JAKARTA | INTIJATIM.ID – Dewan Pers bersiap menggelar pertemuan khusus bersama seluruh organisasi konstituennya untuk membahas masa depan dan mekanisme penyelenggaraan Hari Pers Nasional (HPN). Langkah strategis ini diambil merespons gelombang aspirasi dan surat resmi dari dua organisasi perusahaan pers serta dua organisasi wartawan sepanjang tahun 2026.

​Isu utama yang mengemuka mencakup perebutan peran penyelenggara hingga legalitas HPN itu sendiri. Beberapa konstituen mengajukan diri sebagai tuan rumah HPN 2027, sementara pihak lain mendesak agar Dewan Pers mengambil alih penanggung jawab utama pelaksanaan agar peringatan tahunan ini diselenggarakan secara kolektif oleh seluruh elemen pers.

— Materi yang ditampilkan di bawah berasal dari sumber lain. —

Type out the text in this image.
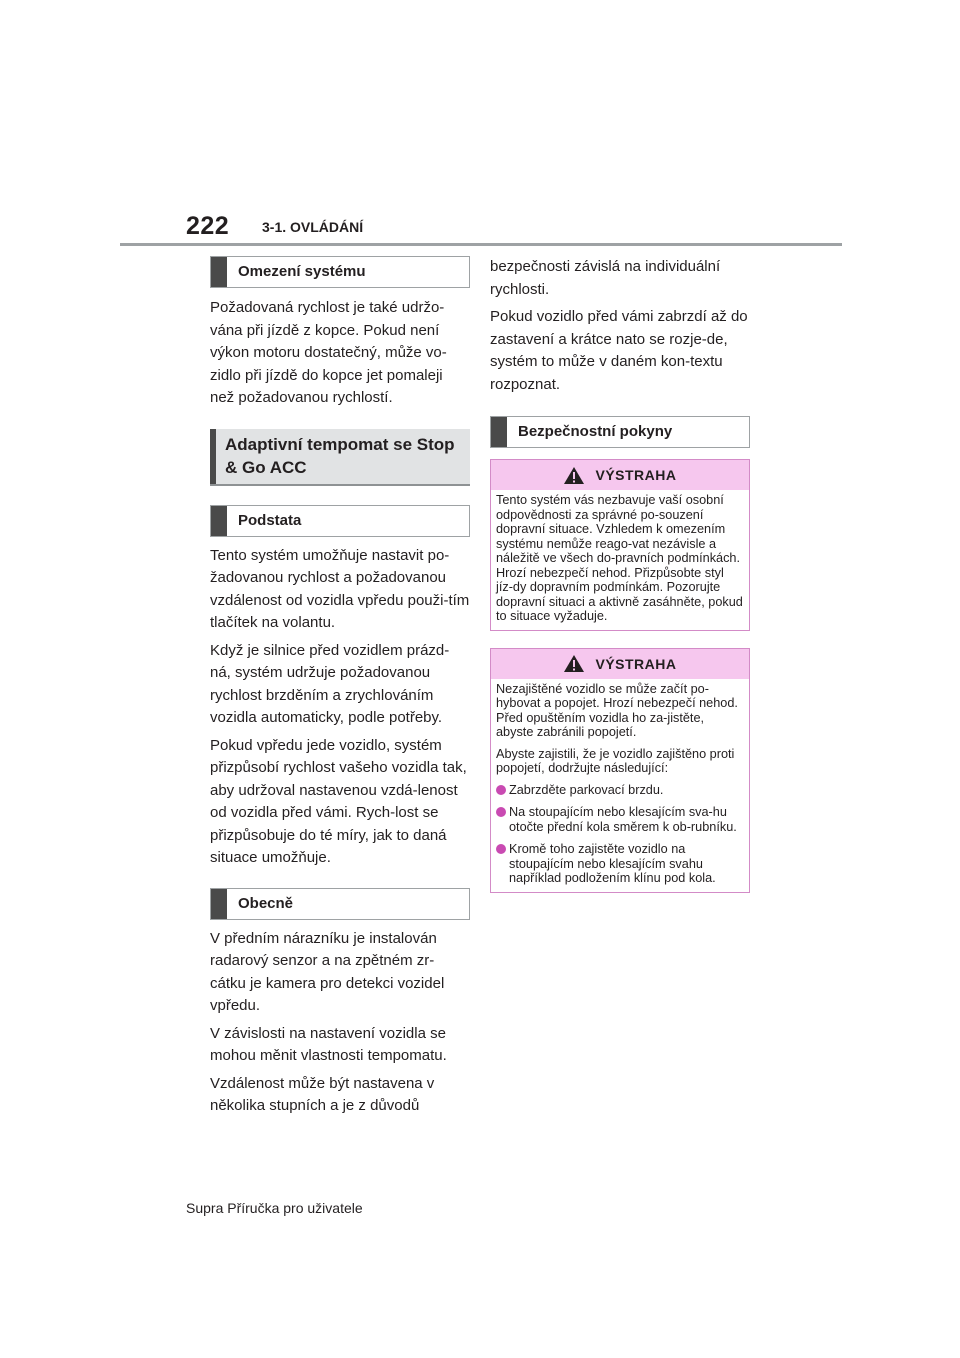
222 3-1. OVLÁDÁNÍ
Omezení systému

Požadovaná rychlost je také udržo-vána při jízdě z kopce. Pokud není výkon motoru dostatečný, může vo-zidlo při jízdě do kopce jet pomaleji než požadovanou rychlostí.

Adaptivní tempomat se Stop & Go ACC
Podstata

Tento systém umožňuje nastavit po-žadovanou rychlost a požadovanou vzdálenost od vozidla vpředu použi-tím tlačítek na volantu.

Když je silnice před vozidlem prázd-ná, systém udržuje požadovanou rychlost brzděním a zrychlováním vozidla automaticky, podle potřeby.

Pokud vpředu jede vozidlo, systém přizpůsobí rychlost vašeho vozidla tak, aby udržoval nastavenou vzdá-lenost od vozidla před vámi. Rych-lost se přizpůsobuje do té míry, jak to daná situace umožňuje.

Obecně

V předním nárazníku je instalován radarový senzor a na zpětném zr-cátku je kamera pro detekci vozidel vpředu.

V závislosti na nastavení vozidla se mohou měnit vlastnosti tempomatu.

Vzdálenost může být nastavena v několika stupních a je z důvodů

bezpečnosti závislá na individuální rychlosti.

Pokud vozidlo před vámi zabrzdí až do zastavení a krátce nato se rozje-de, systém to může v daném kon-textu rozpoznat.

Bezpečnostní pokyny
VÝSTRAHA

Tento systém vás nezbavuje vaší osobní odpovědnosti za správné po-souzení dopravní situace. Vzhledem k omezením systému nemůže reago-vat nezávisle a náležitě ve všech do-pravních podmínkách. Hrozí nebezpečí nehod. Přizpůsobte styl jíz-dy dopravním podmínkám. Pozorujte dopravní situaci a aktivně zasáhněte, pokud to situace vyžaduje.

VÝSTRAHA

Nezajištěné vozidlo se může začít po-hybovat a popojet. Hrozí nebezpečí nehod. Před opuštěním vozidla ho za-jistěte, abyste zabránili popojetí.

Abyste zajistili, že je vozidlo zajištěno proti popojetí, dodržujte následující:

Zabrzděte parkovací brzdu.
Na stoupajícím nebo klesajícím sva-hu otočte přední kola směrem k ob-rubníku.
Kromě toho zajistěte vozidlo na stoupajícím nebo klesajícím svahu například podložením klínu pod kola.
Supra Příručka pro uživatele
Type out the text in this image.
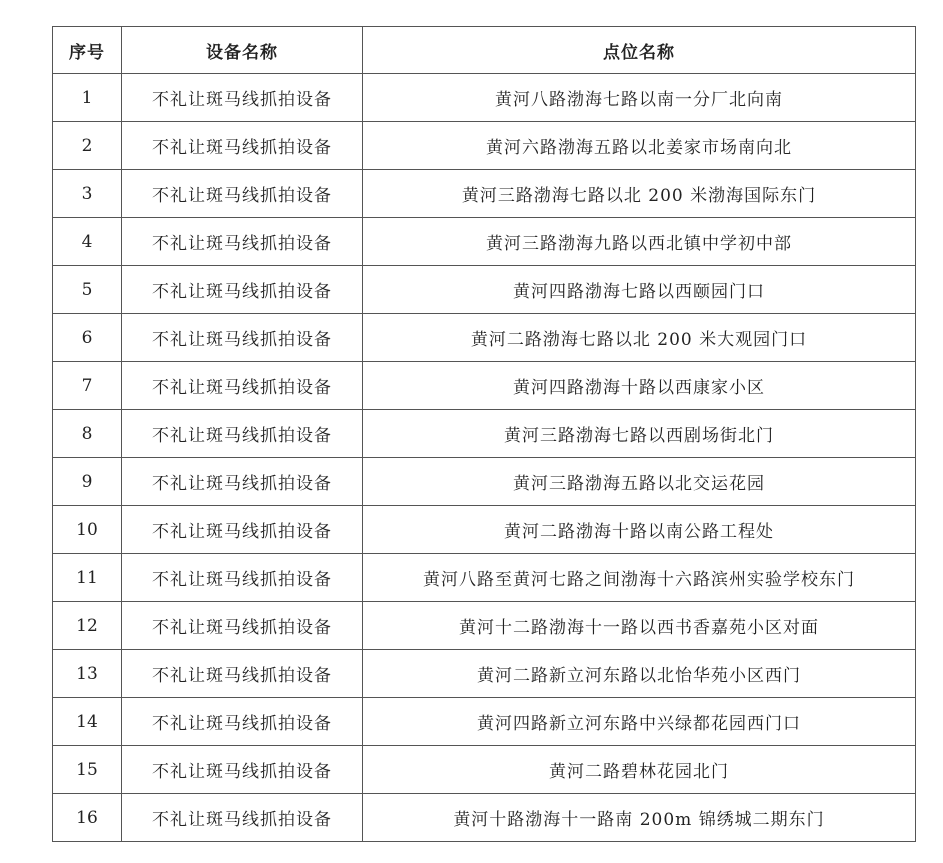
序号	设备名称	点位名称
1	不礼让斑马线抓拍设备	黄河八路渤海七路以南一分厂北向南
2	不礼让斑马线抓拍设备	黄河六路渤海五路以北姜家市场南向北
3	不礼让斑马线抓拍设备	黄河三路渤海七路以北 200 米渤海国际东门
4	不礼让斑马线抓拍设备	黄河三路渤海九路以西北镇中学初中部
5	不礼让斑马线抓拍设备	黄河四路渤海七路以西颐园门口
6	不礼让斑马线抓拍设备	黄河二路渤海七路以北 200 米大观园门口
7	不礼让斑马线抓拍设备	黄河四路渤海十路以西康家小区
8	不礼让斑马线抓拍设备	黄河三路渤海七路以西剧场街北门
9	不礼让斑马线抓拍设备	黄河三路渤海五路以北交运花园
10	不礼让斑马线抓拍设备	黄河二路渤海十路以南公路工程处
11	不礼让斑马线抓拍设备	黄河八路至黄河七路之间渤海十六路滨州实验学校东门
12	不礼让斑马线抓拍设备	黄河十二路渤海十一路以西书香嘉苑小区对面
13	不礼让斑马线抓拍设备	黄河二路新立河东路以北怡华苑小区西门
14	不礼让斑马线抓拍设备	黄河四路新立河东路中兴绿都花园西门口
15	不礼让斑马线抓拍设备	黄河二路碧林花园北门
16	不礼让斑马线抓拍设备	黄河十路渤海十一路南 200m 锦绣城二期东门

​Ketua Dewan Pers, Prof. Dr. Komaruddin Hidayat, menegaskan pentingnya mendudukkan persoalan ini secara terbuka dan inklusif. Menurutnya, perbedaan pandangan harus disikapi sebagai momentum memperkuat kebersamaan, bukan justru memicu perpecahan.

​”Yang paling penting adalah bagaimana Hari Pers Nasional dapat menjadi milik bersama insan pers Indonesia. Karena itu, Dewan Pers akan mempertemukan seluruh konstituen, termasuk Persatuan Wartawan Indonesia (PWI), yang selama ini menjadi penanggung jawab dan penyelenggara HPN,” ungkap Komaruddin.

​Selain menata ulang mekanisme teknis, rapat pleno Dewan Pers pada 27 Agustus 2026 juga menyepakati langkah krusial lainnya yaitu merencanakan usulan perubahan atas Keputusan Presiden (Keppres) Nomor 5 Tahun 1985 tentang Hari Pers Nasional.

Berikut ​poin-poin utama pertemuan Dewan Pers dan Konstituen:

​Keppres 5/1985 dinilai usang karena masih berpijak pada UU No. 21 Tahun 1982. Poin ini akan diperbarui agar selaras dengan UU No. 40 Tahun 1999 tentang Pers yang berlaku saat ini.

Keppres 5/1985 hanya menetapkan tanggal 9 Februari sebagai HPN, namun tidak menyebutkan secara spesifik lembaga atau organisasi penanggung jawabnya.

Membuka ruang bagi seluruh konstituen—baik organisasi pers maupun perusahaan pers—agar tidak ada dominasi satu pihak saja.

​Melalui forum dialog mendatang, Dewan Pers berharap dapat merumuskan titik temu tata kelola HPN yang lebih bermartabat, profesional, dan mencerminkan persatuan seluruh insan pers tanah air,” jelas Komaruddin. (OP/IJ)

Loading

Share this content:

Post Comment

error: Content is protected !!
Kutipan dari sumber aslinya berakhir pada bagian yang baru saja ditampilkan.